To run Race For The Cure you need a reason that goes beyond getting your next PR. They do have top finishers for the race, but they do not do chip timing for this event. As I was running, I had the opportunity to see the bibs pinned on the backs of other runners that included their reasons for running, the people they loved, who they were running for, etc. It can be a pretty emotional experience, but don’t worry – they sprinkle hope and brightness throughout the course!
I ended up seeing Vikings cheerleaders, drummers, and an announcer at the final turn telling us we were rock stars because we were in the top 600 runners (of thousands) finishing the course. My absolute favorite spectators on the course were the moms! They were offering encouragement, high fives, and hugs.

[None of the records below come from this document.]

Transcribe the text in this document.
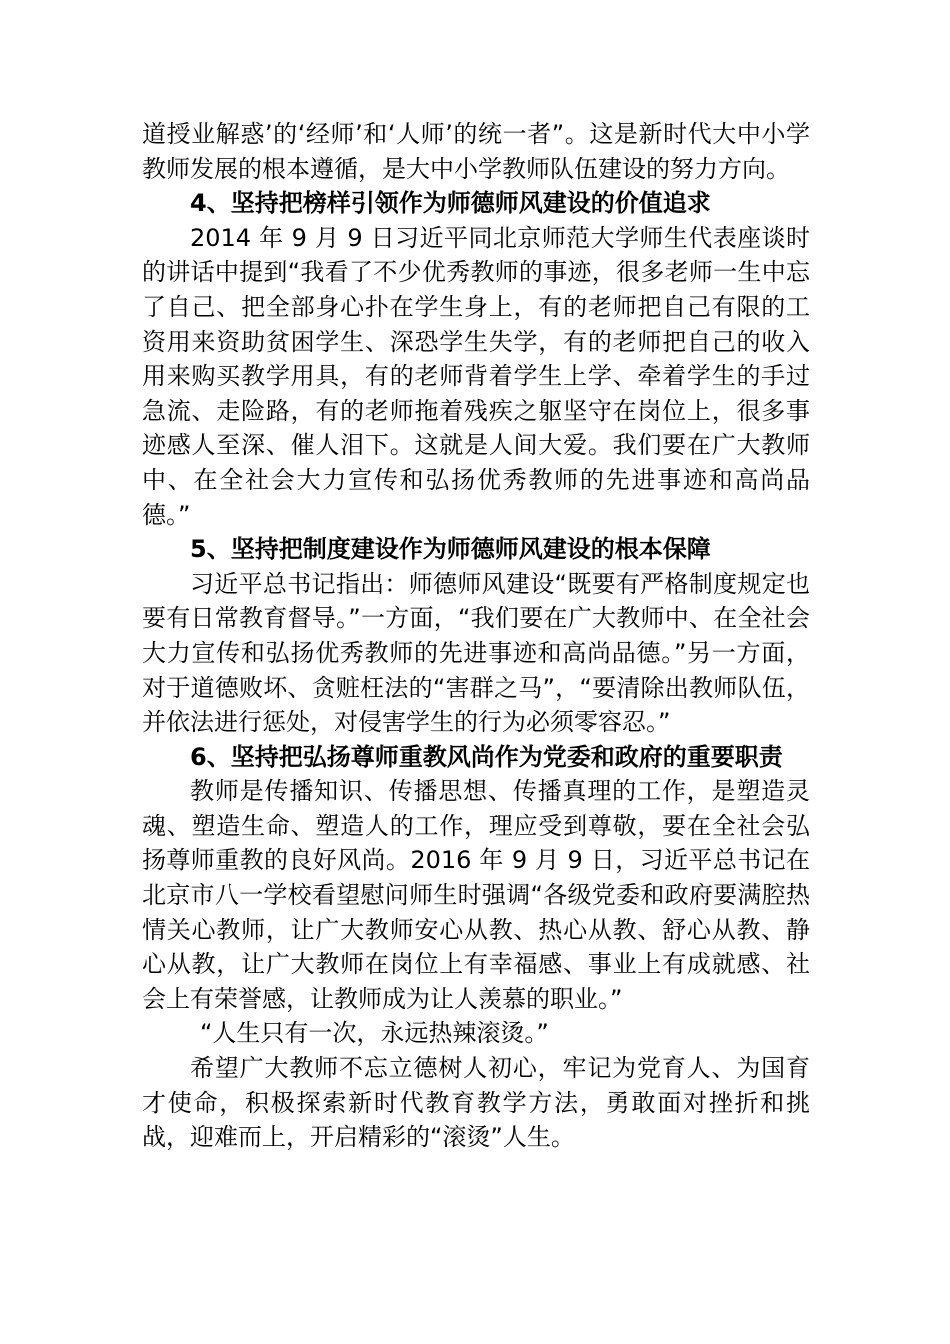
道授业解惑’的‘经师’和‘人师’的统一者”。这是新时代大中小学教师发展的根本遵循，是大中小学教师队伍建设的努力方向。

4、坚持把榜样引领作为师德师风建设的价值追求

2014 年 9 月 9 日习近平同北京师范大学师生代表座谈时的讲话中提到“我看了不少优秀教师的事迹，很多老师一生中忘了自己、把全部身心扑在学生身上，有的老师把自己有限的工资用来资助贫困学生、深恐学生失学，有的老师把自己的收入用来购买教学用具，有的老师背着学生上学、牵着学生的手过急流、走险路，有的老师拖着残疾之躯坚守在岗位上，很多事迹感人至深、催人泪下。这就是人间大爱。我们要在广大教师中、在全社会大力宣传和弘扬优秀教师的先进事迹和高尚品德。”

5、坚持把制度建设作为师德师风建设的根本保障

习近平总书记指出：师德师风建设“既要有严格制度规定也要有日常教育督导。”一方面，“我们要在广大教师中、在全社会大力宣传和弘扬优秀教师的先进事迹和高尚品德。”另一方面，对于道德败坏、贪赃枉法的“害群之马”，“要清除出教师队伍，并依法进行惩处，对侵害学生的行为必须零容忍。”

6、坚持把弘扬尊师重教风尚作为党委和政府的重要职责

教师是传播知识、传播思想、传播真理的工作，是塑造灵魂、塑造生命、塑造人的工作，理应受到尊敬，要在全社会弘扬尊师重教的良好风尚。2016 年 9 月 9 日，习近平总书记在北京市八一学校看望慰问师生时强调“各级党委和政府要满腔热情关心教师，让广大教师安心从教、热心从教、舒心从教、静心从教，让广大教师在岗位上有幸福感、事业上有成就感、社会上有荣誉感，让教师成为让人羡慕的职业。”

“人生只有一次，永远热辣滚烫。”

希望广大教师不忘立德树人初心，牢记为党育人、为国育才使命，积极探索新时代教育教学方法，勇敢面对挫折和挑战，迎难而上，开启精彩的“滚烫”人生。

Related: How to Be a Good Spectator
The course itself was pretty easy. There were a few hills, but nothing too big or long. Much of it was along the residential streets in Edina close to Southdale Mall. It was well marked and there were police officers at every turn so that you didn’t have to worry about getting lost. We also got to use the entire street which meant that after the first ¼ mile folks had pretty much sorted themselves out into paces and even if someone stopped running in front of you there was plenty of room to dodge around them without hitting someone else.
Tips for Running Race for the Cure
If you are interested in this race next year here are a few tips:
Plan out parking before the race.
This was at Southdale Mall and it was a mess trying to find parking. I ended up parking at a local business which was closed on Sunday about 1/4 of a mile away from the start line. It got me away from the crowds and made for a really easy exit at the end.
Bring your friends!
If you have a group of people that want to participate together but not all of them are runners you can still have them join you in the 5K or participate in the walk (1K and 5K options) that happens about a bit over an hour after the run start time.

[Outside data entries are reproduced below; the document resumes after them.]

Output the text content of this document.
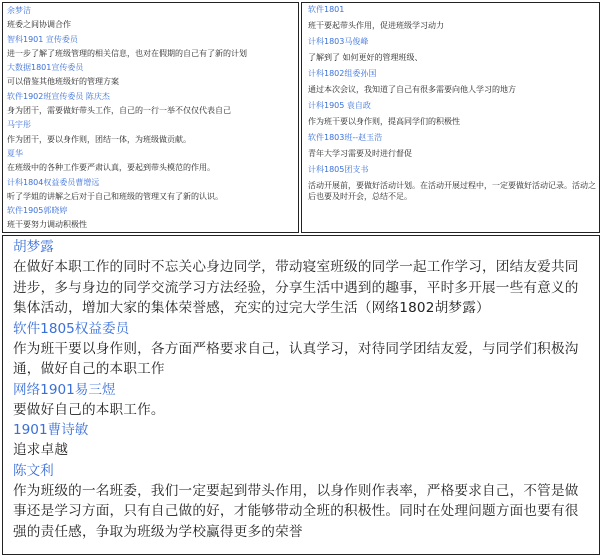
余梦洁
班委之间协调合作
智科1901 宣传委员
进一步了解了班级管理的相关信息，也对在假期的自己有了新的计划
大数据1801宣传委员
可以借鉴其他班级好的管理方案
软件1902班宣传委员 陈庆杰
身为团干，需要做好带头工作，自己的一行一举不仅仅代表自己
马宇彤
作为团干，要以身作则，团结一体，为班级做贡献。
夏华
在班级中的各种工作要严肃认真，要起到带头模范的作用。
计科1804权益委员曹增远
听了学姐的讲解之后对于自己和班级的管理又有了新的认识。
软件1905郭晓婷
班干要努力调动积极性
软件1801
班干要起带头作用，促进班级学习动力
计科1803马俊峰
了解到了 如何更好的管理班级、
计科1802组委孙国
通过本次会议，我知道了自己有很多需要向他人学习的地方
计科1905 袁自政
作为班干要以身作则，提高同学们的积极性
软件1803班--赵玉浩
青年大学习需要及时进行督促
计科1805团支书
活动开展前，要做好活动计划。在活动开展过程中，一定要做好活动记录。活动之后也要及时开会，总结不足。
胡梦露
在做好本职工作的同时不忘关心身边同学，带动寝室班级的同学一起工作学习，团结友爱共同进步，多与身边的同学交流学习方法经验，分享生活中遇到的趣事，平时多开展一些有意义的集体活动，增加大家的集体荣誉感，充实的过完大学生活（网络1802胡梦露）
软件1805权益委员
作为班干要以身作则，各方面严格要求自己，认真学习，对待同学团结友爱，与同学们积极沟通，做好自己的本职工作
网络1901易三煜
要做好自己的本职工作。
1901曹诗敏
追求卓越
陈文利
作为班级的一名班委，我们一定要起到带头作用，以身作则作表率，严格要求自己，不管是做事还是学习方面，只有自己做的好，才能够带动全班的积极性。同时在处理问题方面也要有很强的责任感，争取为班级为学校赢得更多的荣誉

Consider joining or creating a team.
I saw lots of corporate teams. I joined KS95’s Team Moon and Staci which was open to anyone.
This is your chance to put on that tutu or secure that pink boa onto your running belt. Everyone was wearing pink. Go ahead and get creative! I developed a whole outfit which even included custom painting my own running shoes.
Bring your own water.
There is no water on the course, but there is water at the end.
If you want post-race treats you’ll need to go to the Health Expo area.
Warning: There are a lot of people. If you don’t like crowds plan to get in and get out.
Run Race for the Cure!
In the end, this is a race where you have the opportunity to really make special! You can fundraise, build a team, create a spunky outfit, and run it in honor or memory of the folks you love.